March 10, 2009: The Netherlands?

SAN JUAN, Puerto Rico - The ball deflected off the first baseman's glove and trickled into right field. The first base coach started jumping up and down, almost in disbelief. The winning run scored and the players in white scampered out of the dugout. Meanwhile, the team in red stood and stared in shock, unable to believe that they had lost to these guys again.

The matchup between the Dominican Republic and the Netherlands in the 2009 World Baseball Classic was supposed to be a huge mismatch. The Dominicans played for what was often called the Republic of Baseball, and with a roster made up almost entirely of Major League players, they were among the favorites to win the whole tournament. Meanwhile, the Netherlands featured players who had to take vacation time from work in order to play in the WBC. The best players on the team were the ones that were recruited from the Netherlands' Caribbean territories, but only one player on the roster had Major League experience.

And yet, the Netherlands had shocked the Dominicans in the tournament's first game, scoring three unearned runs in the first before hanging on for a 3-2 victory. Four days later, the two met again in an elimination game that the Dominicans were expected to win easily.

In the rematch, the Dominicans' strong pitchers stole the show, with starter Ubaldo Jiminez striking out 10 in his four innings of work and the rest of the staff holding the Netherlands to just two hits in nine innings. But the unsung and unknown pitchers for the Netherlands were holding their own, too, shockingly holding the Dominicans scoreless through nine innings.
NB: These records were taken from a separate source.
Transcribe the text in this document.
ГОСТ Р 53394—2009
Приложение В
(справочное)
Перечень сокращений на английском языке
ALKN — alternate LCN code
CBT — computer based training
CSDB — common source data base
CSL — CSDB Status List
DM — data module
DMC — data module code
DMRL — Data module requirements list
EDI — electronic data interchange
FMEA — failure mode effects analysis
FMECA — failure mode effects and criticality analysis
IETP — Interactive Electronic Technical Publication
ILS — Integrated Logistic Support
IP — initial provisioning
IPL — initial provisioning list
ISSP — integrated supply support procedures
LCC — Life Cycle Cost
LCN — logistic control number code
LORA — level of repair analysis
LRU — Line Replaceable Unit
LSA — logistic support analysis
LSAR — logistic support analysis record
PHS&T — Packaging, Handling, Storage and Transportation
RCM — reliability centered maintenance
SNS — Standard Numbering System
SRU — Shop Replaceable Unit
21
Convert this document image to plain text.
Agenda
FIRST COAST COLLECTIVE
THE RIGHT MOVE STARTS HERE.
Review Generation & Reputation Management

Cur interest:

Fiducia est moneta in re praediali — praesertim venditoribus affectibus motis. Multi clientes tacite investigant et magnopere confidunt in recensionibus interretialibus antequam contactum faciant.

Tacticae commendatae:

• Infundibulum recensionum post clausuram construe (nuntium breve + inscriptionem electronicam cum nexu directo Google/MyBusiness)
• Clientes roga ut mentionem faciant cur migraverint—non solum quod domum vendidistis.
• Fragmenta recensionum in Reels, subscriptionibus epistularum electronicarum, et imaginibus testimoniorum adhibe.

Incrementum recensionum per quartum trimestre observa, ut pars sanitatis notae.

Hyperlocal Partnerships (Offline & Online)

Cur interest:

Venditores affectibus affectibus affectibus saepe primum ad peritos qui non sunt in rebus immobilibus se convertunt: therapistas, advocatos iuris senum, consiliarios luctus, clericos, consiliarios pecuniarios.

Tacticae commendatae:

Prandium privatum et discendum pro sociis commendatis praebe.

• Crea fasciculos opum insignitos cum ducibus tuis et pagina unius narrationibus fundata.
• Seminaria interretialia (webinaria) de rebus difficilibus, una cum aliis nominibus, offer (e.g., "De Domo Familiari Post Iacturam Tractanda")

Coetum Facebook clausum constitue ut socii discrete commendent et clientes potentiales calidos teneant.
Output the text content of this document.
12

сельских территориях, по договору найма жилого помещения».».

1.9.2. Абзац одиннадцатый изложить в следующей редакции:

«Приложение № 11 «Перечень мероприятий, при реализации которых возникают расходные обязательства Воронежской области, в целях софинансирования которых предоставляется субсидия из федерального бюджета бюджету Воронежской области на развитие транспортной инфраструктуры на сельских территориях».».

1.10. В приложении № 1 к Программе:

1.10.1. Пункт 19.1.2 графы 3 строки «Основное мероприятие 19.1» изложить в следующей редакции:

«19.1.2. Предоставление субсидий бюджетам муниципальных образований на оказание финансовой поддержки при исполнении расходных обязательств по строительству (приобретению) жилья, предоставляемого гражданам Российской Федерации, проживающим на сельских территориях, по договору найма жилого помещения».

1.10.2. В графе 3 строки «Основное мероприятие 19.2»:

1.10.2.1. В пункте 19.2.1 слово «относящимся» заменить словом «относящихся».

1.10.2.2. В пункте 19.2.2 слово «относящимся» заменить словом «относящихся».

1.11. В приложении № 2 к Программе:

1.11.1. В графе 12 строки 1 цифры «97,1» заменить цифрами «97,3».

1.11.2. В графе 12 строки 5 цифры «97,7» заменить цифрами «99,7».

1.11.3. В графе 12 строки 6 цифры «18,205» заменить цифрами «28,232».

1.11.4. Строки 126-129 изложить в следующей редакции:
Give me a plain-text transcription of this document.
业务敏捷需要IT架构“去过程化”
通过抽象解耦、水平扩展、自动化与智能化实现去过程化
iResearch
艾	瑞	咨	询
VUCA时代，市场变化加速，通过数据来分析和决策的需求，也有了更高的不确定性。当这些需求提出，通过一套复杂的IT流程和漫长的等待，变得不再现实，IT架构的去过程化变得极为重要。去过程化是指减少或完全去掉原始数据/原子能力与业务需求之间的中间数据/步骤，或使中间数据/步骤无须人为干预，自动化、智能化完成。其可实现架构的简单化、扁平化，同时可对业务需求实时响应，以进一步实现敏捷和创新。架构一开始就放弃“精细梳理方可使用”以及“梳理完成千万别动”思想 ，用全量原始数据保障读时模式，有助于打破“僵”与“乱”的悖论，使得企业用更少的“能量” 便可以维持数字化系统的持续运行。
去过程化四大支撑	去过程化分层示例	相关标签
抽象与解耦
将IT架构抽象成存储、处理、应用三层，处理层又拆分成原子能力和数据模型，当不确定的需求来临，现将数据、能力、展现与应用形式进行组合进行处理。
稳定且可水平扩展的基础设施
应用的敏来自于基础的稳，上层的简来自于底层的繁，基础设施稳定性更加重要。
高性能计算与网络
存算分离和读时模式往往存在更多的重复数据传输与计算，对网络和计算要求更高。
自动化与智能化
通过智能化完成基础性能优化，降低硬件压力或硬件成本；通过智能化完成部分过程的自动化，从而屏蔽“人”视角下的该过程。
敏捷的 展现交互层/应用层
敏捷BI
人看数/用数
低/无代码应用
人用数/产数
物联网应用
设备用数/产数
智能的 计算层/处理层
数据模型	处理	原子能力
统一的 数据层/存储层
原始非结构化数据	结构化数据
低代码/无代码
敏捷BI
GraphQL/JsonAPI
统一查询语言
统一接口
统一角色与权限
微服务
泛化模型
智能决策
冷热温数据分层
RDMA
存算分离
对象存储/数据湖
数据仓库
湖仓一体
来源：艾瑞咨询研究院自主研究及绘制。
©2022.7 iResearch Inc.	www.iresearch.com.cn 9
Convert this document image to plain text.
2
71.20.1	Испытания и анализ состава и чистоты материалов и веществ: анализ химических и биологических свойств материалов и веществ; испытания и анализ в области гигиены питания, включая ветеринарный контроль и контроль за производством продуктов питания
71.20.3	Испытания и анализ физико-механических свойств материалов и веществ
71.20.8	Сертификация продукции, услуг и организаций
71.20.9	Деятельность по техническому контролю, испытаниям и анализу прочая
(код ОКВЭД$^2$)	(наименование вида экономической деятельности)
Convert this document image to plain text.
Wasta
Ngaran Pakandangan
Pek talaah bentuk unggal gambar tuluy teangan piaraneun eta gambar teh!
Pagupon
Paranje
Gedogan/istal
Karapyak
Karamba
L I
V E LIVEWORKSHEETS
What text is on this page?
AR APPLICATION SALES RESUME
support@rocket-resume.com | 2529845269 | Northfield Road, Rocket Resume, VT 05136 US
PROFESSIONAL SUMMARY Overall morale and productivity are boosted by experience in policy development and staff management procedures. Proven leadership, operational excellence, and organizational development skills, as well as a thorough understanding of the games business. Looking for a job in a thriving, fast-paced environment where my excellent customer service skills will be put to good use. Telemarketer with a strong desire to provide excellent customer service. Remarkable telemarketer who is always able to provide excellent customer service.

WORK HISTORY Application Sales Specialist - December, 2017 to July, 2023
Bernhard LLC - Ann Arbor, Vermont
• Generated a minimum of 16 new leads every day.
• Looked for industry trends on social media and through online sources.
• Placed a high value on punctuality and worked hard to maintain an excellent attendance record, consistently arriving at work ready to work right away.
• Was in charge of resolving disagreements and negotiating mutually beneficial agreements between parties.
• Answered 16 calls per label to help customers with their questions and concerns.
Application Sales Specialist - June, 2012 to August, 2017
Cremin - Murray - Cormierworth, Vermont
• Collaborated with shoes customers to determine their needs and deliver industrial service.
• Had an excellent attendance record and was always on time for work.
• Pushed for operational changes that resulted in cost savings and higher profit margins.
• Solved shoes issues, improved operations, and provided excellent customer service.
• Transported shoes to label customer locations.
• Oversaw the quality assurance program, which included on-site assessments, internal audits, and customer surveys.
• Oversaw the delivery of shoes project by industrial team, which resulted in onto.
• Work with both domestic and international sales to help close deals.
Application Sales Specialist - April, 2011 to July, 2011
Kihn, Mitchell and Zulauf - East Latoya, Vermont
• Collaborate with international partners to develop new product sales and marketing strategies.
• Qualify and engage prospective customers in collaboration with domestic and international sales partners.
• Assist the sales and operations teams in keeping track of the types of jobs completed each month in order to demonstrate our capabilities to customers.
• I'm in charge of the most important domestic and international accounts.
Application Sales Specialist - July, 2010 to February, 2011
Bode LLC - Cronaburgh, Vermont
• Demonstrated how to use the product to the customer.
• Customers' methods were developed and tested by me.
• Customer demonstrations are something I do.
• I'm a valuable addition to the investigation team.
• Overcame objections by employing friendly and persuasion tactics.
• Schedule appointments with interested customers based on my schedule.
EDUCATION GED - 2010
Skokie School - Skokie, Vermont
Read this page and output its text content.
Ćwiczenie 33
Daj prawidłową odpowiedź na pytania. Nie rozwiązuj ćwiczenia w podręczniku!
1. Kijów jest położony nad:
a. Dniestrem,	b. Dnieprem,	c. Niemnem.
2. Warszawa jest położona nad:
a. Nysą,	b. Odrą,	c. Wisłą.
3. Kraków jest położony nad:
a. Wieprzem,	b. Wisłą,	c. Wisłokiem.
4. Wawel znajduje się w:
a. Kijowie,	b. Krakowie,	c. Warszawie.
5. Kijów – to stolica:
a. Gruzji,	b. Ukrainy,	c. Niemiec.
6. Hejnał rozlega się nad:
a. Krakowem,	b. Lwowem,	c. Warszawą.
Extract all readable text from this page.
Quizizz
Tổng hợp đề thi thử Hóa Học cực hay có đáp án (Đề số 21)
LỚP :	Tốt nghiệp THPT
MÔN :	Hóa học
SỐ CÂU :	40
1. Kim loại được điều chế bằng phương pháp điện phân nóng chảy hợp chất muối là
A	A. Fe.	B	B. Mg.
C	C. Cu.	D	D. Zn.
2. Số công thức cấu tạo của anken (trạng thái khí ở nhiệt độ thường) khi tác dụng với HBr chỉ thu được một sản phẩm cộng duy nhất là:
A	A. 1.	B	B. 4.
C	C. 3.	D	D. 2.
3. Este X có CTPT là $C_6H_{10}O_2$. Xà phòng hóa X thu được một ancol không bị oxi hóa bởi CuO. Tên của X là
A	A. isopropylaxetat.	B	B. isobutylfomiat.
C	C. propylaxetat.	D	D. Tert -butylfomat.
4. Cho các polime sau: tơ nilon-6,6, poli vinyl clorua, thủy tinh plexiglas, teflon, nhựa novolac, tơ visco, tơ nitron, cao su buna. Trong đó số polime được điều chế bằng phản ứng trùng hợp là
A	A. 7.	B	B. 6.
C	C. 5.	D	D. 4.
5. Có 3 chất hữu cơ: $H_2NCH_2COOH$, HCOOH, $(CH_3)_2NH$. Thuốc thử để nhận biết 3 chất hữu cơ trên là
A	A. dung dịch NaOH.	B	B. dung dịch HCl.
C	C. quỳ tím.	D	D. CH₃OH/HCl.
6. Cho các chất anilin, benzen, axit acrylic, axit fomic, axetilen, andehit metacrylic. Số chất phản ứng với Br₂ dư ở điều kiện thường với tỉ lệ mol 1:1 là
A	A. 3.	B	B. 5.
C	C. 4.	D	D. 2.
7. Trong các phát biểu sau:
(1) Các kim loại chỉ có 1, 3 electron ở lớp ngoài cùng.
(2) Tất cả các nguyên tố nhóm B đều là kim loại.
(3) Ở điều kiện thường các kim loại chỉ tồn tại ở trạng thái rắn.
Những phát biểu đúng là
The tenth was scoreless, as well, before the Dominicans finally broke through in the 11th. With two outs, Netherlands outfielder Eugene Kingsale misplayed a line drive, turning the third out into a triple that gave the Dominicans a 1-0 lead. From there, the Dominicans only had to get three more outs. No problem, right?

Not quite. Pinch-hitter Sidney De Jong opened the 11th with a double, becoming only the second Netherlands player to reach second base all game. Next up was Kingsdale, given a shot at redemption, and he took advantage, singling to right to tie the score. From there, the Dominicans unraveled. An error on a pickoff attempt sent Kingsdale to third. Then Yurendell DeCaster hit a liner to first the bounced off Willy Aybar's glove and into right field, giving the Netherlands a shocking victory.

The Dominicans were stunned. Several players admitted that they were glad they didn't have to go back home any time soon and face their families. Meanwhile, the Netherlands advanced to the next round. Because of their advancement, at least one player had to call into work to request additional time off. Needless to say, it was granted. Giant killers tend to get advantages like that.